Data-focused initiatives remain a priority for IT leaders, according to a new Foundry report. More than half (55%) of 872 IT decision-makers surveyed expect increased investment in analytics capabilities over the next 12 to 18 months, up from 44% in last year's study.
While nearly two-thirds of respondents (63%) attribute revenue gains and new business opportunities to data technologies deployed in the last three years, 44% report a lack of analytics skills as an impediment to continued progress.
To address the skills gap and concerns about poor data quality and data governance/security issues, IT leaders say they will commit 46% of their data and analytics budgets to talent recruitment and upskilling efforts.
Every business wants the advantages of data solutions. But analytics insights are only as good as the data – and the people – behind them.
With companies committing an average of $12.3 million over the next year to analytics software, services, training and consulting, IT leaders are mobilizing to fill workforce skill gaps, implement data quality assurance measures and improve data governance and security protocols, the report found
A major part of these efforts center around recruiting qualified data professionals and upskilling existing IT personnel, according to Foundry.
At Eli Lilly & Company, for example, an initiative to provide enterprisewide analytics training to a workforce of over 30,000 has been underway, according to the company’s chief data and analytics officer Vipin Gopal.
“Historically, chief data officers have looked at building data infrastructure, AI models, etc.,” Vipin said during the MIT Sloan CIO Symposium last month. “Those are all important. But I think having an intentional effort to bring about organizational change has to be an important part of the job of the CDO.”
Individual companies have distinct data needs.

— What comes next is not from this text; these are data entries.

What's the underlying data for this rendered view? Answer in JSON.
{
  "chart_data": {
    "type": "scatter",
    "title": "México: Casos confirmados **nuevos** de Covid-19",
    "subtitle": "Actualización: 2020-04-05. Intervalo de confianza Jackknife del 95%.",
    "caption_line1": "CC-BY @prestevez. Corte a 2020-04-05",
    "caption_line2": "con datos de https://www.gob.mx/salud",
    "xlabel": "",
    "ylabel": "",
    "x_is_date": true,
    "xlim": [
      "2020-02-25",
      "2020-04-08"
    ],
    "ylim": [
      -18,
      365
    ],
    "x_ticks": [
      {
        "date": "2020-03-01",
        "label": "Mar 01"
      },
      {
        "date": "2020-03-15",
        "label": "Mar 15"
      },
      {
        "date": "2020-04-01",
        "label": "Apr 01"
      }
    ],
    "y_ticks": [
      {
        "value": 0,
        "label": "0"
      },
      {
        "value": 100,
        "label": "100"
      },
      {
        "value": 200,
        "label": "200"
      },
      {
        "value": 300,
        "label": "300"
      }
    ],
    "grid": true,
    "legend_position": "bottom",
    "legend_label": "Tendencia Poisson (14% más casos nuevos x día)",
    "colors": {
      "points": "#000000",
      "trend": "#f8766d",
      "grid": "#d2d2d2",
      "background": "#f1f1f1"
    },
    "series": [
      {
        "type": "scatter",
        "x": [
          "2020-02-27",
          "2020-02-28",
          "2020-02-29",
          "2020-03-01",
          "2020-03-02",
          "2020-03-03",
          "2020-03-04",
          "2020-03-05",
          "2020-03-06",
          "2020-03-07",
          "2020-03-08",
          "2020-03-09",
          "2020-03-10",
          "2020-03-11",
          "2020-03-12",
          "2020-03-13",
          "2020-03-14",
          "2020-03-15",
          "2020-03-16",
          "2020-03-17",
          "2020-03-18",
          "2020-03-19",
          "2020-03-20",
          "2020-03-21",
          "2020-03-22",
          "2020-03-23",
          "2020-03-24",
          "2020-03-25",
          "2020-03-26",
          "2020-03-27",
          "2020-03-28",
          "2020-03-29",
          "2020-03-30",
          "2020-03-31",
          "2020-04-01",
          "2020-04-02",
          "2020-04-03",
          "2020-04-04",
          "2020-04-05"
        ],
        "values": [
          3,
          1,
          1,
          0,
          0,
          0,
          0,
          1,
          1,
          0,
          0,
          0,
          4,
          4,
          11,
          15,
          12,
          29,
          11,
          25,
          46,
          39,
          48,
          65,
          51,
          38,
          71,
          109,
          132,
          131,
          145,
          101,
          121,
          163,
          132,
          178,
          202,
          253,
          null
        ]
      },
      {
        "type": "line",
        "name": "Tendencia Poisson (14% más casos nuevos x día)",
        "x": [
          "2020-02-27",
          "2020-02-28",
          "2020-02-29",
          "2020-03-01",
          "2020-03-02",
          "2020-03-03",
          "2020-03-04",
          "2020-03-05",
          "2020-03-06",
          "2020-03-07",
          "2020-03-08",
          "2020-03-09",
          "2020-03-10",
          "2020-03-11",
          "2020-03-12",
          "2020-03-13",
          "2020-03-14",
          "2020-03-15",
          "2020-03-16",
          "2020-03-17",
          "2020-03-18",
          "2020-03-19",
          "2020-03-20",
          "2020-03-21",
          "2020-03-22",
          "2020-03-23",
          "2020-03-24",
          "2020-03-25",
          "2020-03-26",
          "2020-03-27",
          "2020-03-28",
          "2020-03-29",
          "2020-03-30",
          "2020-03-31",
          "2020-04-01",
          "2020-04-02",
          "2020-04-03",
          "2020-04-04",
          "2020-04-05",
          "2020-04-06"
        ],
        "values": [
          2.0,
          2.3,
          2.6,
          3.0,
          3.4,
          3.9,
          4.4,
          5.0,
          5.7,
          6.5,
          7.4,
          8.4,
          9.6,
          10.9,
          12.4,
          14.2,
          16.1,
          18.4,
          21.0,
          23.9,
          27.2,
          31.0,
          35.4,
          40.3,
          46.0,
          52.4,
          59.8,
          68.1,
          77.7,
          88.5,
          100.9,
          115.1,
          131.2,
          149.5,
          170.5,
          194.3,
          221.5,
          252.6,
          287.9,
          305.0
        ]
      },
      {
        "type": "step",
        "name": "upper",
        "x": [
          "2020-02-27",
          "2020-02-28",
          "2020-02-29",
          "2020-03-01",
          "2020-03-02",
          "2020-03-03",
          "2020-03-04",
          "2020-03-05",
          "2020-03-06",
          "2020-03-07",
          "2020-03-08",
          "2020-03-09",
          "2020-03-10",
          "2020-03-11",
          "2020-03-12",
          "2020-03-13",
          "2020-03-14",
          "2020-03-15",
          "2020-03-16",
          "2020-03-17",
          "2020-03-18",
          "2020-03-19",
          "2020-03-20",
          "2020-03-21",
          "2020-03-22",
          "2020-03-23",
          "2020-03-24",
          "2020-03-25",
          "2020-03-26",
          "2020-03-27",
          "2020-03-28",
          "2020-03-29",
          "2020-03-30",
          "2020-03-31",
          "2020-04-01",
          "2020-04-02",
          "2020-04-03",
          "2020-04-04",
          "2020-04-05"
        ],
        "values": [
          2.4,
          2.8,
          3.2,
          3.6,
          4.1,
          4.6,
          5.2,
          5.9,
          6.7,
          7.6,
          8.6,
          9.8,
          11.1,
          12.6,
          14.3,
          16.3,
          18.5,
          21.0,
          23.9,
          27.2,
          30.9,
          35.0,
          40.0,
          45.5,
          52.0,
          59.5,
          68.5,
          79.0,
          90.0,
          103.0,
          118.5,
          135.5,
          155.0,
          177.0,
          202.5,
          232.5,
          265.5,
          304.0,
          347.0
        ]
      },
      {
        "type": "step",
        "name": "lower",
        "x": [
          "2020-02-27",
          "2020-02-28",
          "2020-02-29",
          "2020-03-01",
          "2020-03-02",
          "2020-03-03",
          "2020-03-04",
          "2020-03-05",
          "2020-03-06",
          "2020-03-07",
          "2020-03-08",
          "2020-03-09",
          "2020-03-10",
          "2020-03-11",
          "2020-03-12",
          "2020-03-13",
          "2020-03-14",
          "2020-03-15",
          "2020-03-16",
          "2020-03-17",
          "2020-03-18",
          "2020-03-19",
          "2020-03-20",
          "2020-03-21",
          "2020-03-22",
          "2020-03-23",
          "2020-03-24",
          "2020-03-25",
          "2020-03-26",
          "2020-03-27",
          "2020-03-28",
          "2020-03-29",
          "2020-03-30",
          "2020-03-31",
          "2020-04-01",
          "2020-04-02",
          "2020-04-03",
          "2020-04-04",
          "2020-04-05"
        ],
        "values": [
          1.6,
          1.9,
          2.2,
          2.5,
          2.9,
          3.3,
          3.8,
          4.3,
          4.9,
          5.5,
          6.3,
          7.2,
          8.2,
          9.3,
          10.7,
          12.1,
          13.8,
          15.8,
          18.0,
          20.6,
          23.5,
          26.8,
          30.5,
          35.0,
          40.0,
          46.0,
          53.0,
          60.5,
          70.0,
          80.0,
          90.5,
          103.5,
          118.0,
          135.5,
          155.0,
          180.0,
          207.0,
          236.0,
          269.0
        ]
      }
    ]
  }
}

But the Foundry report highlights internal business processes and IT operations automation, as well as customer insight, engagement and service, as the most common areas for analytics upgrades.
To get the most out of investments in new and emerging data technologies, the majority of survey respondents (83%) have prioritized self-service tools to facilitate better data access, and four in ten said they are looking to recruit talent with the skills to provide analytics training to non-technical staff.

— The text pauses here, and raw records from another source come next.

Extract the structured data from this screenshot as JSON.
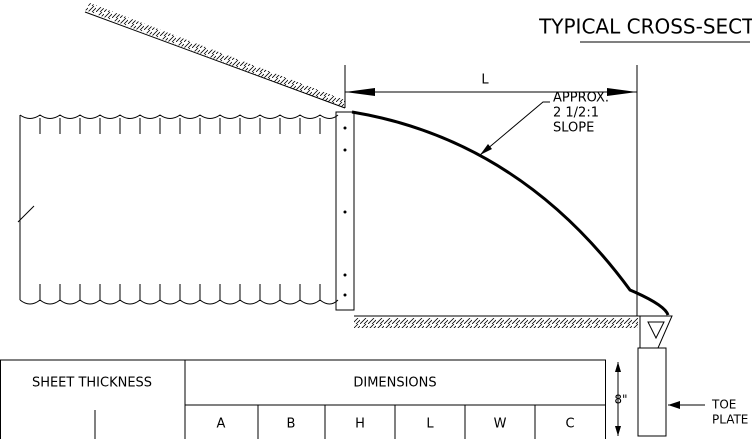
{
  "title": "TYPICAL CROSS-SECTION",
  "dimension_label": "L",
  "slope_note": [
    "APPROX.",
    "2 1/2:1",
    "SLOPE"
  ],
  "toe_height": "8\"",
  "toe_note": [
    "TOE",
    "PLATE"
  ],
  "table": {
    "group_headers": [
      "SHEET THICKNESS",
      "DIMENSIONS"
    ],
    "columns": [
      "A",
      "B",
      "H",
      "L",
      "W",
      "C"
    ]
  }
}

On the technical side, data architects, data management, data security and data integration skills remain in high demand, according to the Foundry survey, a finding supported by industry analysts.

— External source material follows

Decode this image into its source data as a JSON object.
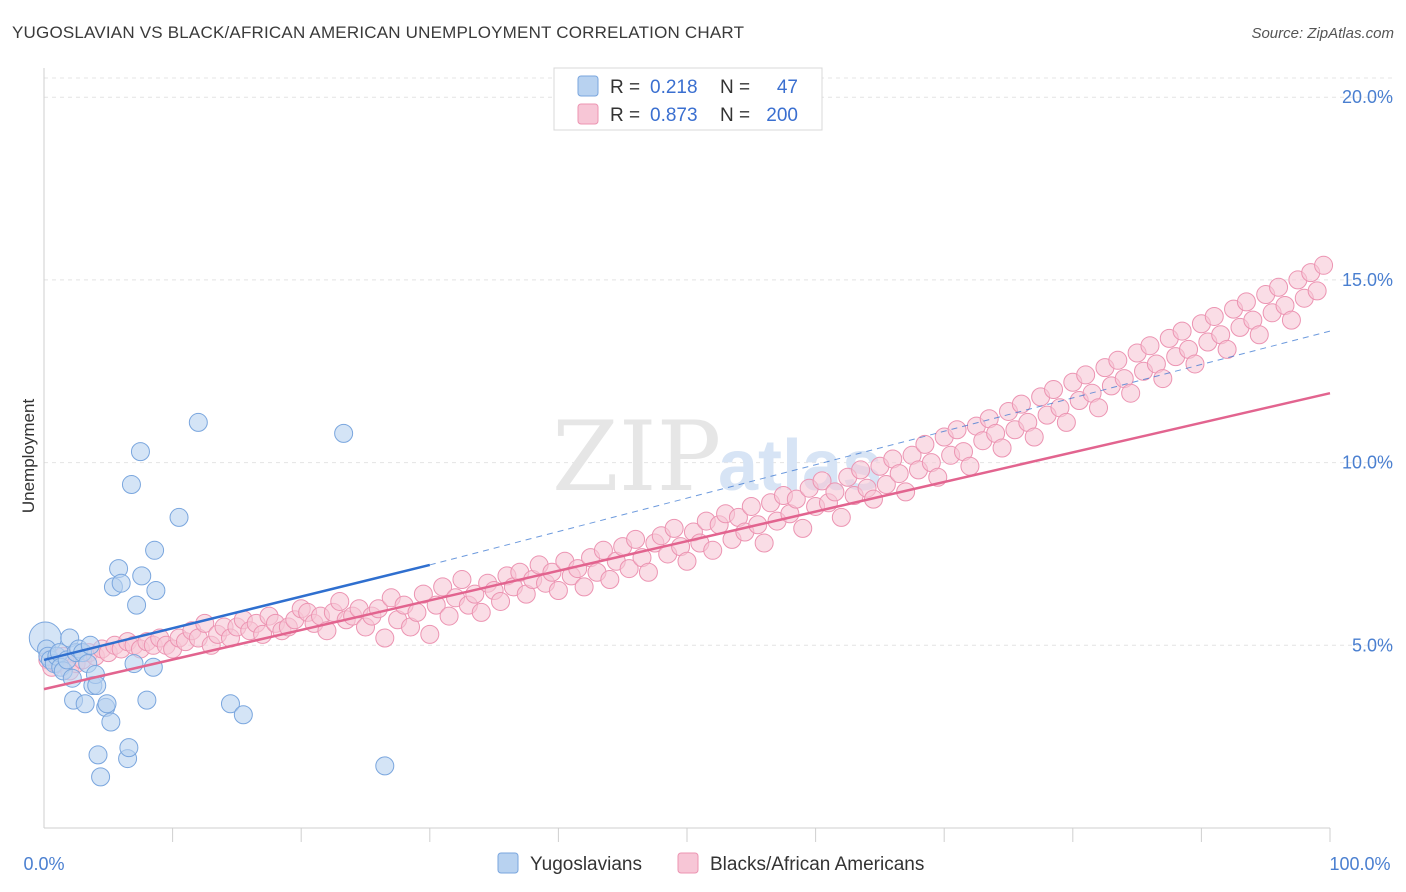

“The biggest challenge in building a data skills training program is addressing the needs around both data infrastructure and data analysis,” said Seth Robinson, VP for industry research at CompTIA, in an email.
Data analytics is a top objective for many companies, but CompTIA data shows the top three skill areas companies are currently targeting are data infrastructure, data security and database administration.
The demand for technical talent appears to be aligning with a broader, more nuanced understanding of what companies need in order to get the most out of data investments.
Companies have been working to address the need for data engineering, data science and AI/ML talent over the last five years, according to Forrester VP and principal analyst Michele Goetz.
“There’s still a scarcity but I think we’re solving that problem right now,” she said. “But, broader AI or data literacy is a massive gap.”
“It's just not a game of the data scientists anymore,” Gopal said. “It is a game of getting the organization as a whole to be culturally evolving, to be performing in an AI enabled ecosystem.”